Under section 118-110 of the ITAA 1997, you can generally disregard any capital gain or capital loss from a CGT event that happens to a dwelling that is your main residence for the entire period you owned it when:
• the dwelling was your home for the whole period you owned it;
• the dwelling was not used to produce assessable income; and
• any land on which the dwelling is situated is not more than two hectares.

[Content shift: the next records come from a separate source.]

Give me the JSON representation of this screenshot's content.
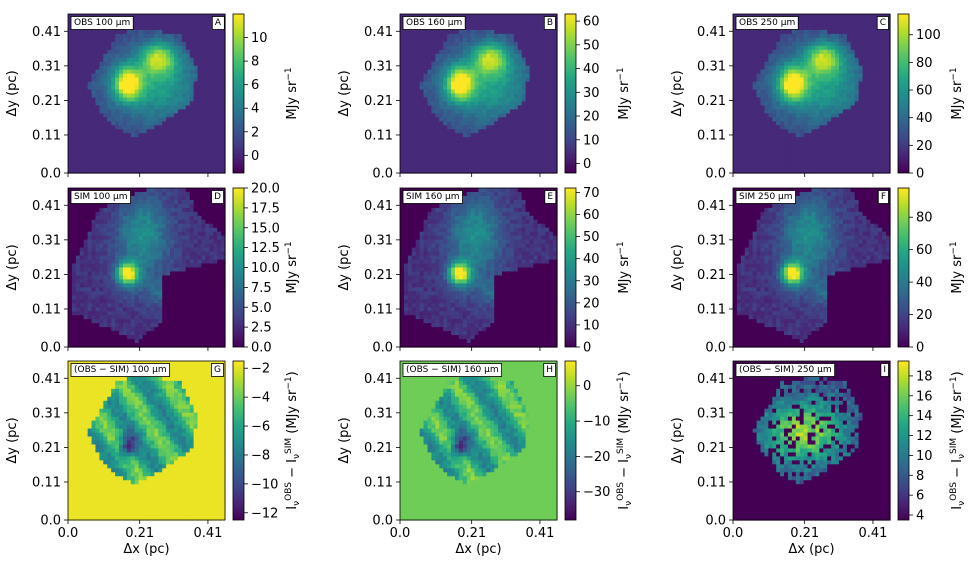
{
  "chart_data": {
    "type": "heatmap",
    "colormap": "viridis",
    "rows": 3,
    "cols": 3,
    "xlabel": "Δx (pc)",
    "ylabel": "Δy (pc)",
    "xticks": [
      "0.0",
      "0.21",
      "0.41"
    ],
    "yticks": [
      "0.0",
      "0.11",
      "0.21",
      "0.31",
      "0.41"
    ],
    "xlim": [
      0.0,
      0.46
    ],
    "ylim": [
      0.0,
      0.46
    ],
    "panels": [
      {
        "id": "A",
        "label": "OBS 100 µm",
        "kind": "obs",
        "colorbar": {
          "min": -1.5,
          "max": 12,
          "ticks": [
            "0",
            "2",
            "4",
            "6",
            "8",
            "10"
          ],
          "tick_values": [
            0,
            2,
            4,
            6,
            8,
            10
          ],
          "label": "MJy sr⁻¹"
        }
      },
      {
        "id": "B",
        "label": "OBS 160 µm",
        "kind": "obs",
        "colorbar": {
          "min": -4,
          "max": 63,
          "ticks": [
            "0",
            "10",
            "20",
            "30",
            "40",
            "50",
            "60"
          ],
          "tick_values": [
            0,
            10,
            20,
            30,
            40,
            50,
            60
          ],
          "label": "MJy sr⁻¹"
        }
      },
      {
        "id": "C",
        "label": "OBS 250 µm",
        "kind": "obs",
        "colorbar": {
          "min": 0,
          "max": 115,
          "ticks": [
            "0",
            "20",
            "40",
            "60",
            "80",
            "100"
          ],
          "tick_values": [
            0,
            20,
            40,
            60,
            80,
            100
          ],
          "label": "MJy sr⁻¹"
        }
      },
      {
        "id": "D",
        "label": "SIM 100 µm",
        "kind": "sim",
        "colorbar": {
          "min": 0,
          "max": 20,
          "ticks": [
            "0.0",
            "2.5",
            "5.0",
            "7.5",
            "10.0",
            "12.5",
            "15.0",
            "17.5",
            "20.0"
          ],
          "tick_values": [
            0,
            2.5,
            5,
            7.5,
            10,
            12.5,
            15,
            17.5,
            20
          ],
          "label": "MJy sr⁻¹"
        }
      },
      {
        "id": "E",
        "label": "SIM 160 µm",
        "kind": "sim",
        "colorbar": {
          "min": 0,
          "max": 72,
          "ticks": [
            "0",
            "10",
            "20",
            "30",
            "40",
            "50",
            "60",
            "70"
          ],
          "tick_values": [
            0,
            10,
            20,
            30,
            40,
            50,
            60,
            70
          ],
          "label": "MJy sr⁻¹"
        }
      },
      {
        "id": "F",
        "label": "SIM 250 µm",
        "kind": "sim",
        "colorbar": {
          "min": 0,
          "max": 98,
          "ticks": [
            "0",
            "20",
            "40",
            "60",
            "80"
          ],
          "tick_values": [
            0,
            20,
            40,
            60,
            80
          ],
          "label": "MJy sr⁻¹"
        }
      },
      {
        "id": "G",
        "label": "(OBS − SIM) 100 µm",
        "kind": "diff",
        "bgval": 0.97,
        "colorbar": {
          "min": -12.5,
          "max": -1.5,
          "ticks": [
            "−12",
            "−10",
            "−8",
            "−6",
            "−4",
            "−2"
          ],
          "tick_values": [
            -12,
            -10,
            -8,
            -6,
            -4,
            -2
          ],
          "label": "I_ν^OBS − I_ν^SIM (MJy sr⁻¹)"
        }
      },
      {
        "id": "H",
        "label": "(OBS − SIM) 160 µm",
        "kind": "diff",
        "bgval": 0.78,
        "colorbar": {
          "min": -38,
          "max": 7,
          "ticks": [
            "−30",
            "−20",
            "−10",
            "0"
          ],
          "tick_values": [
            -30,
            -20,
            -10,
            0
          ],
          "label": "I_ν^OBS − I_ν^SIM (MJy sr⁻¹)"
        }
      },
      {
        "id": "I",
        "label": "(OBS − SIM) 250 µm",
        "kind": "diff250",
        "colorbar": {
          "min": 3.5,
          "max": 19.5,
          "ticks": [
            "4",
            "6",
            "8",
            "10",
            "12",
            "14",
            "16",
            "18"
          ],
          "tick_values": [
            4,
            6,
            8,
            10,
            12,
            14,
            16,
            18
          ],
          "label": "I_ν^OBS − I_ν^SIM (MJy sr⁻¹)"
        }
      }
    ]
  }
}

A dwelling is considered to be your main residence from the time you acquired your ownership interest in it if you moved into it as soon as practicable after that time. If you purchased the dwelling this would generally be the date of settlement of the purchase contract. In your case, you advise that you have lived in the home and it has been your primary residence since its construction was completed. The property has never been used to produce assessable income and the land on which the main residence stands is less than two hectares. As a result, the main residence exemption applies and the sale of your property would be fully exempt from CGT.
Question 2
Detailed reasoning
Once a dwelling has been established as your main residence, you may continue to treat that dwelling as your main residence during periods of absence. Section 118-145 of the ITAA 1997, provides where the dwelling is rented, the maximum period that you may continue to treat the dwelling as your main residence is six years. You are entitled to another maximum period of six years each time the dwelling becomes and ceases to be your main residence. Therefore, if you decide to rent out your property, there will be no CGT consequences provided it is not rented out for longer than six years at a time.
Note that you are only able to treat one dwelling as your main residence at any time (apart from limited circumstances where you are changing main residences).